Wenn ihr jetzt neugierig seid, hier einmal fünf Tipps, falls ihr eure Bildschirmzeit verringern wollt:
- Den blauen Haken / die Lesebestätigung im Messenger deaktivieren
Die automatisch eingeschaltete Lesebestätigung übt Druck auf einen aus, die Nachricht zu beantworten, sobald sie gelesen wurde. Andernfalls droht der Gedanke, was die Person gegenüber wohl denken könnte, wenn ich eine Nachricht gesehen, aber noch nicht beantwortet habe.
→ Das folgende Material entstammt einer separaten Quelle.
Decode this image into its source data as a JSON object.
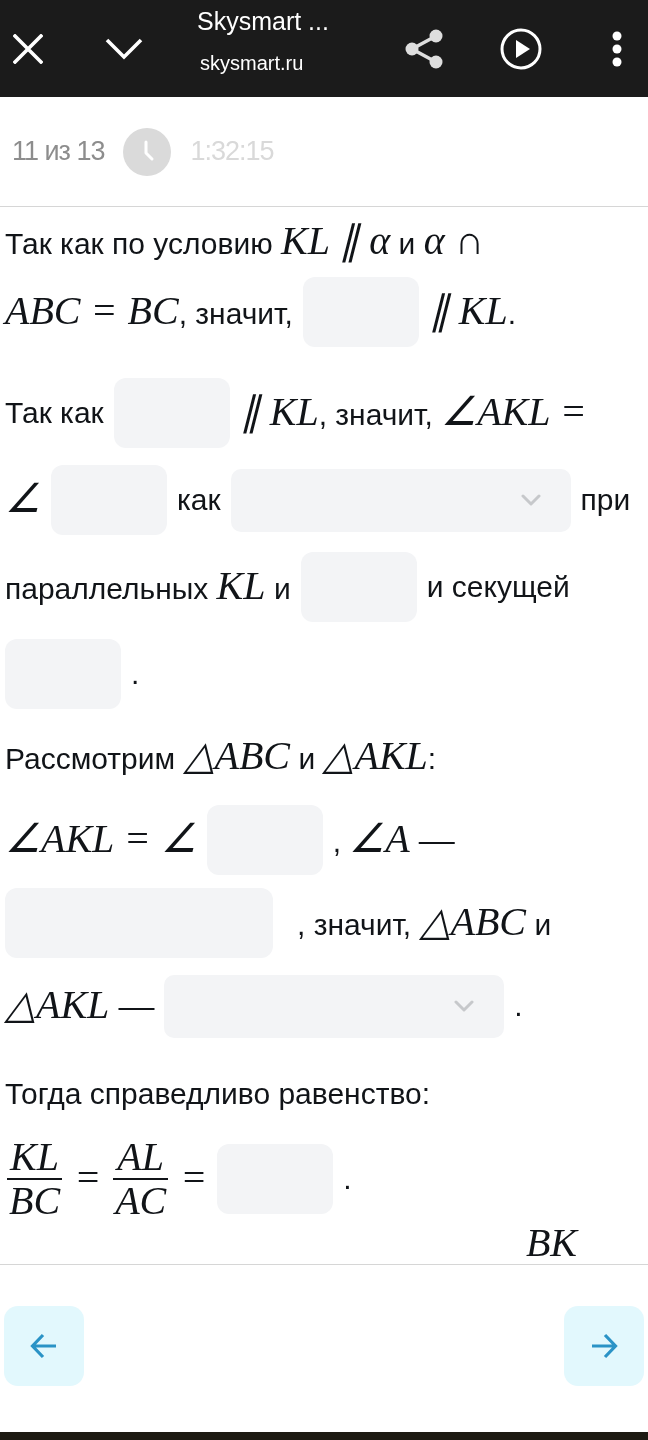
{
  "browser_bar": {
    "title": "Skysmart ...",
    "url": "skysmart.ru"
  },
  "progress": {
    "counter": "11 из 13",
    "timer": "1:32:15"
  },
  "task": {
    "paragraphs": [
      {
        "lines": [
          {
            "items": [
              {
                "kind": "text",
                "text": "Так как по условию *KL ∥ α* и *α ∩*"
              }
            ]
          },
          {
            "items": [
              {
                "kind": "text",
                "text": "*ABC = BC*, значит,"
              },
              {
                "kind": "field"
              },
              {
                "kind": "text",
                "text": "*∥ KL*."
              }
            ]
          }
        ]
      },
      {
        "lines": [
          {
            "items": [
              {
                "kind": "text",
                "text": "Так как"
              },
              {
                "kind": "field"
              },
              {
                "kind": "text",
                "text": "*∥ KL*, значит, *∠AKL =*"
              }
            ]
          },
          {
            "items": [
              {
                "kind": "text",
                "text": "*∠*"
              },
              {
                "kind": "field"
              },
              {
                "kind": "text",
                "text": "как"
              },
              {
                "kind": "select"
              },
              {
                "kind": "text",
                "text": "при"
              }
            ]
          },
          {
            "items": [
              {
                "kind": "text",
                "text": "параллельных *KL* и"
              },
              {
                "kind": "field"
              },
              {
                "kind": "text",
                "text": "и секущей"
              }
            ]
          },
          {
            "items": [
              {
                "kind": "field"
              },
              {
                "kind": "text",
                "text": "."
              }
            ]
          }
        ]
      },
      {
        "lines": [
          {
            "items": [
              {
                "kind": "text",
                "text": "Рассмотрим *△ABC* и *△AKL*:"
              }
            ]
          },
          {
            "items": [
              {
                "kind": "text",
                "text": "*∠AKL = ∠*"
              },
              {
                "kind": "field"
              },
              {
                "kind": "text",
                "text": ", *∠A —*"
              }
            ]
          },
          {
            "items": [
              {
                "kind": "widefield"
              },
              {
                "kind": "text",
                "text": ", значит, *△ABC* и"
              }
            ]
          },
          {
            "items": [
              {
                "kind": "text",
                "text": "*△AKL —*"
              },
              {
                "kind": "select"
              },
              {
                "kind": "text",
                "text": "."
              }
            ]
          }
        ]
      },
      {
        "lines": [
          {
            "items": [
              {
                "kind": "text",
                "text": "Тогда справедливо равенство:"
              }
            ]
          },
          {
            "items": [
              {
                "kind": "fraction",
                "numerator": "KL",
                "denominator": "BC"
              },
              {
                "kind": "text",
                "text": "*=*"
              },
              {
                "kind": "fraction",
                "numerator": "AL",
                "denominator": "AC"
              },
              {
                "kind": "text",
                "text": "*=*"
              },
              {
                "kind": "field"
              },
              {
                "kind": "text",
                "text": "."
              }
            ]
          },
          {
            "items": [
              {
                "kind": "text",
                "text": "*BK*"
              }
            ]
          }
        ]
      }
    ]
  }
}
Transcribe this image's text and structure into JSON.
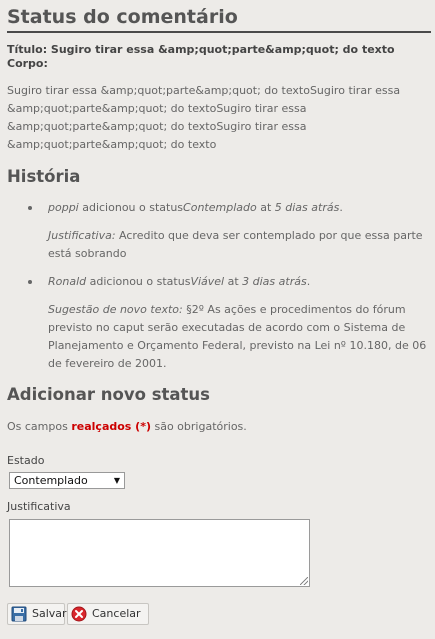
{
  "page": {
    "title": "Status do comentário",
    "titulo_line": "Título: Sugiro tirar essa &amp;quot;parte&amp;quot; do texto",
    "corpo_label": "Corpo:",
    "corpo_text": "Sugiro tirar essa &amp;quot;parte&amp;quot; do textoSugiro tirar essa &amp;quot;parte&amp;quot; do textoSugiro tirar essa &amp;quot;parte&amp;quot; do textoSugiro tirar essa &amp;quot;parte&amp;quot; do texto"
  },
  "history": {
    "title": "História",
    "items": [
      {
        "user": "poppi",
        "action": " adicionou o status",
        "status": "Contemplado",
        "at": " at ",
        "when": "5 dias atrás",
        "dot": ".",
        "just_label": "Justificativa:",
        "just_text": " Acredito que deva ser contemplado por que essa parte está sobrando"
      },
      {
        "user": "Ronald",
        "action": " adicionou o status",
        "status": "Viável",
        "at": " at ",
        "when": "3 dias atrás",
        "dot": ".",
        "just_label": "Sugestão de novo texto:",
        "just_text": " §2º As ações e procedimentos do fórum previsto no caput serão executadas de acordo com o Sistema de Planejamento e Orçamento Federal, previsto na Lei nº 10.180, de 06 de fevereiro de 2001."
      }
    ]
  },
  "form": {
    "title": "Adicionar novo status",
    "required_prefix": "Os campos ",
    "required_highlight": "realçados (*)",
    "required_suffix": " são obrigatórios.",
    "estado_label": "Estado",
    "estado_value": "Contemplado",
    "justificativa_label": "Justificativa",
    "justificativa_value": "",
    "save_label": "Salvar",
    "cancel_label": "Cancelar"
  },
  "icons": {
    "save": "save-disk-icon",
    "cancel": "cancel-x-icon"
  },
  "colors": {
    "background": "#edebe8",
    "required_highlight": "#cc0000",
    "cancel_icon": "#d9262c"
  }
}
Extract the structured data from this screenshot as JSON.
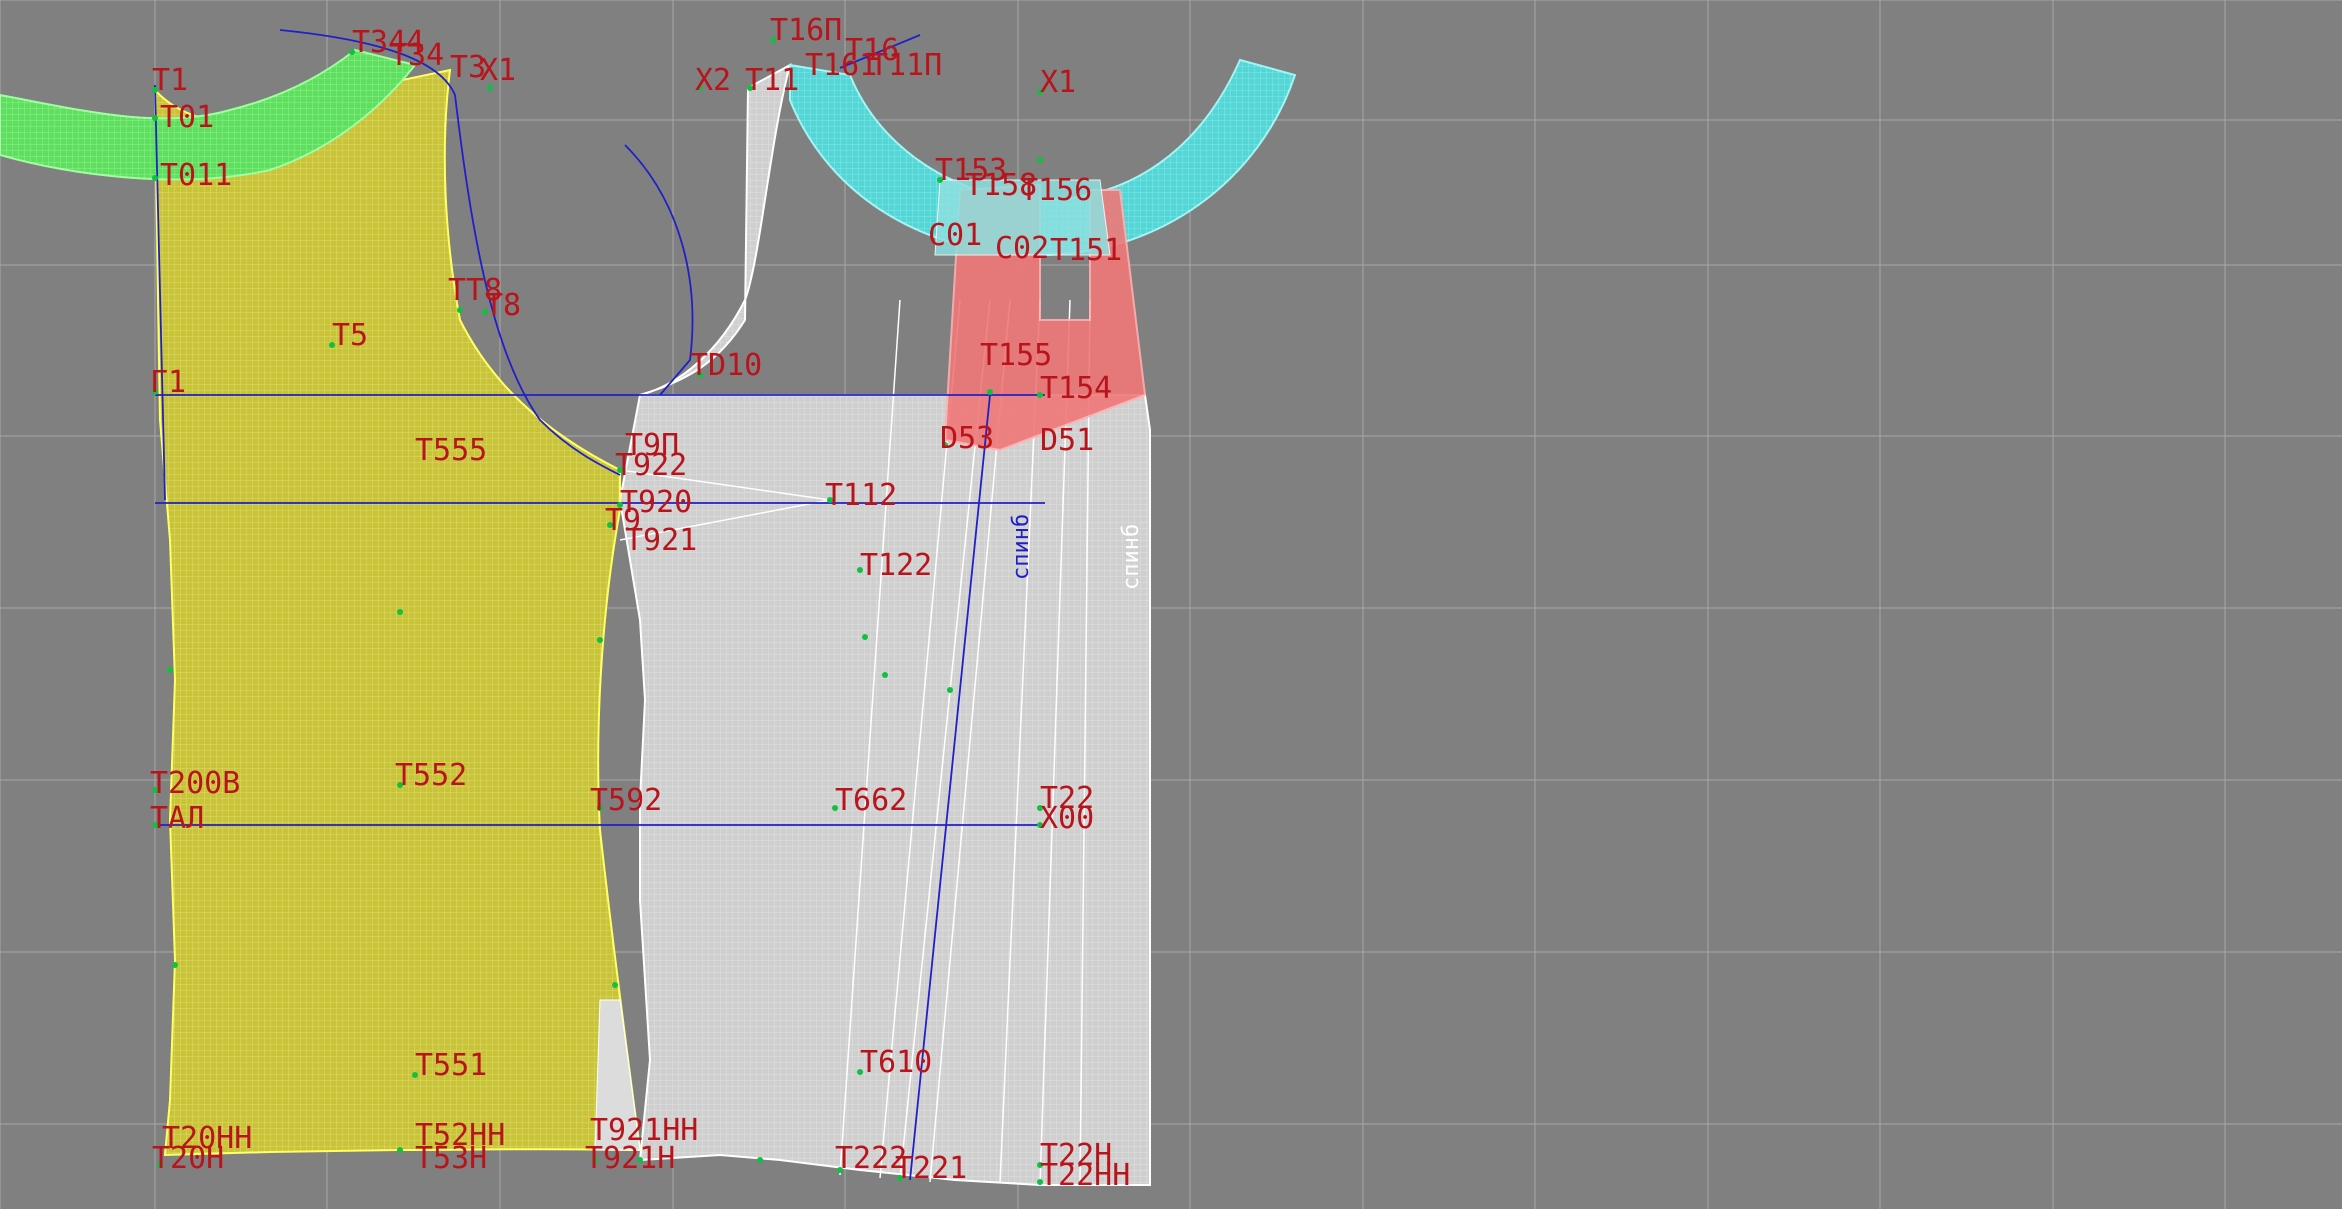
{
  "colors": {
    "background": "#808080",
    "grid": "#a6a6a6",
    "label": "#b8141c",
    "construction_line": "#2020c8",
    "front_piece": "#c9c436",
    "back_piece": "#c8c8c8",
    "collar_front": "#5ee05e",
    "collar_back": "#52d6d6",
    "pocket": "#f07878",
    "point": "#10c040"
  },
  "labels": {
    "t1": "T1",
    "t01": "T01",
    "t011": "T011",
    "t344": "T344",
    "t34": "T34",
    "t3": "T3",
    "x1l": "X1",
    "x2": "X2",
    "t11": "T11",
    "t16p": "T16П",
    "t161": "T161",
    "t16": "T16",
    "t11p": "T11П",
    "x1r": "X1",
    "t153": "T153",
    "t158": "T158",
    "t156": "T156",
    "c01": "C01",
    "c02": "C02",
    "t151": "T151",
    "tt8": "TT8",
    "t8": "T8",
    "t5": "T5",
    "g1": "Г1",
    "td10": "TD10",
    "t155": "T155",
    "t154": "T154",
    "t9p": "T9П",
    "t922": "T922",
    "t555": "T555",
    "d53": "D53",
    "d51": "D51",
    "t920": "T920",
    "t9": "T9",
    "t921": "T921",
    "t112": "T112",
    "t122": "T122",
    "t200b": "T200B",
    "tal": "TAЛ",
    "t552": "T552",
    "t592": "T592",
    "t662": "T662",
    "t22": "T22",
    "x00": "X00",
    "t551": "T551",
    "t610": "T610",
    "t20nn": "T20HH",
    "t20n": "T20H",
    "t52nn": "T52HH",
    "t53n": "T53H",
    "t921nn": "T921HH",
    "t921n": "T921H",
    "t222": "T222",
    "t221": "T221",
    "t22n": "T22H",
    "t22nn": "T22HH"
  },
  "vertical_text": {
    "spinka_left": "спинб",
    "spinka_right": "спинб"
  }
}
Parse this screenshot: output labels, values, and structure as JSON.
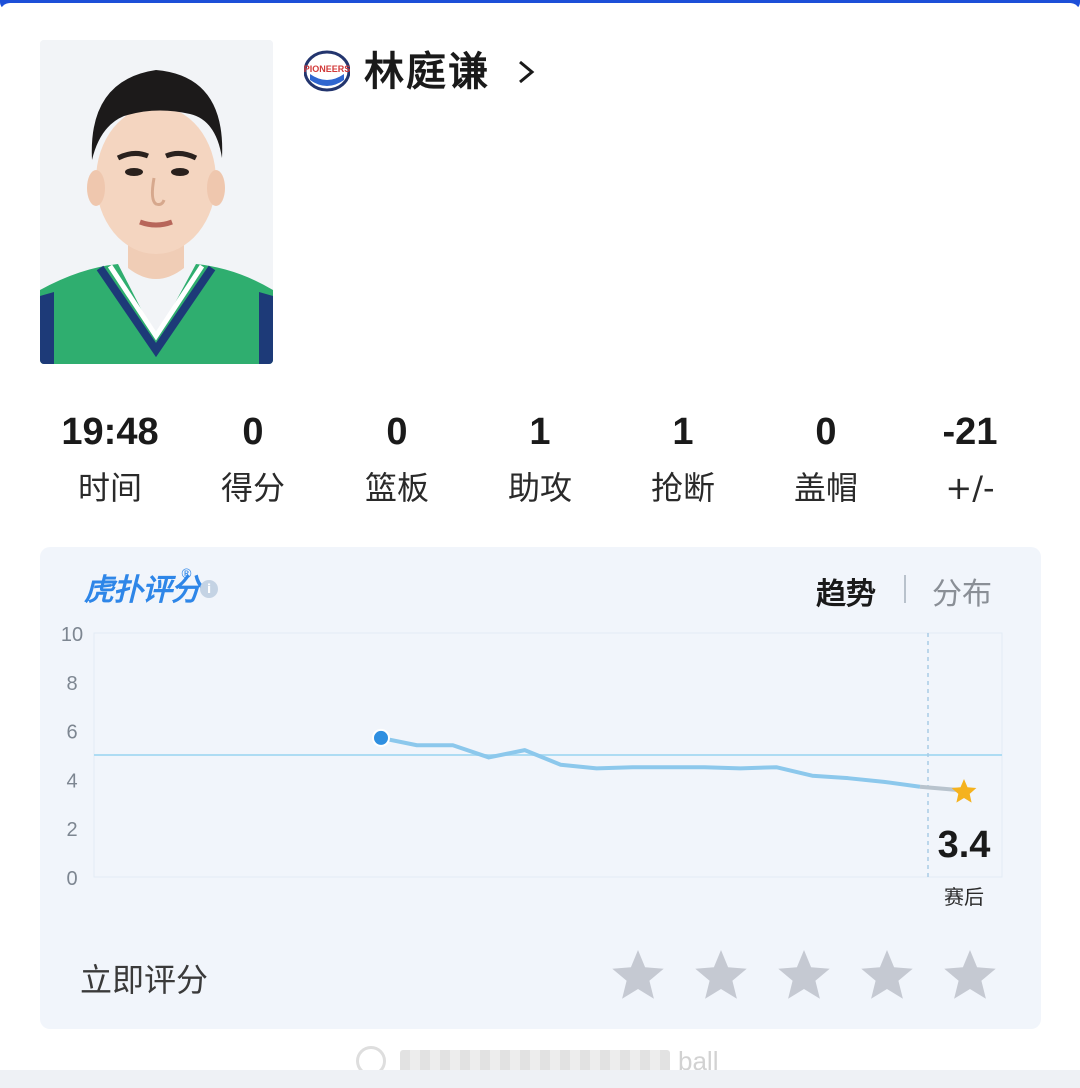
{
  "player": {
    "name": "林庭谦",
    "team_logo_text": "PIONEERS"
  },
  "stats": [
    {
      "value": "19:48",
      "label": "时间"
    },
    {
      "value": "0",
      "label": "得分"
    },
    {
      "value": "0",
      "label": "篮板"
    },
    {
      "value": "1",
      "label": "助攻"
    },
    {
      "value": "1",
      "label": "抢断"
    },
    {
      "value": "0",
      "label": "盖帽"
    },
    {
      "value": "-21",
      "label": "+/-"
    }
  ],
  "rating": {
    "brand": "虎扑评分",
    "brand_mark": "®",
    "info_icon": "i",
    "tabs": {
      "active": "趋势",
      "inactive": "分布"
    },
    "final_score": "3.4",
    "final_label": "赛后",
    "rate_now_label": "立即评分",
    "rate_star_count": 5,
    "colors": {
      "line": "#8cc8ec",
      "start_dot": "#2f8fe0",
      "star": "#f5b21e",
      "empty_star": "#c5c9d2",
      "reference_line": "#aedcf3"
    }
  },
  "chart_data": {
    "type": "line",
    "y_ticks": [
      "10",
      "8",
      "6",
      "4",
      "2",
      "0"
    ],
    "ylim": [
      0,
      10
    ],
    "reference_y": 5,
    "grid": false,
    "series": [
      {
        "values": [
          5.7,
          5.4,
          5.4,
          4.9,
          5.2,
          4.6,
          4.45,
          4.5,
          4.5,
          4.5,
          4.45,
          4.5,
          4.15,
          4.05,
          3.9,
          3.7
        ]
      }
    ],
    "final_value": 3.4,
    "final_label": "赛后"
  },
  "watermark": {
    "text": "ball"
  }
}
- Push-Benachrichtigungen ausschalten
Wer keine Benachrichtigungen bekommt, guckt nur bei Eigenbedarf aufs Handy. Das kann zwar auch nach hinten losgehen und in Warnzustände ausarten, es kann aber auch beim Abschalten helfen. Wieder das Beispiel Messenger: Man antwortet nur dann, wenn man Zeit und Lust hat, und nicht, wenn man durch die Benachrichtigung dazu angeregt wird.
- Apps deinstallieren
Wenn ihr genau wisst, welche Apps euch nerven, auf denen ihr trotzdem mehr Zeit verbringt als ihr eigentlich wollt, macht kurzen Prozess und löscht sie.
- Räumliche Regeln festlegen
Abends vor dem Einschlafen nur nochmal kurz was checken oder morgens nach dem Wecken erstmal schauen, was während der Schlafenszeit so passiert ist – das kennen mit Sicherheit die meisten. Das Handy mit ins Bett zu nehmen, sorgt für Versuchung noch mehr Zeit zu verplempern.
- Schwarz-Weiß-Modus ausprobieren
Achtung: Es ist nicht der Black-Mode gemeint. Der Schwarz-Weiß-Modus ist genauso retro wie es klingt. Besonders soziale Medien und Games machen Gebrauch von der Farbwelt und sorgen oftmals bei den Nutzer*innen für Reizüberflutungen. Dem kann man damit entgegenwirken, wobei das bestimmt nicht mehr so viel Spaß macht.
So oder so: Schämen sollte sich niemand für die eigene Bildschirmzeit! Am Ende des Tages macht uns allen das Smartphone das Leben um Einiges leichter.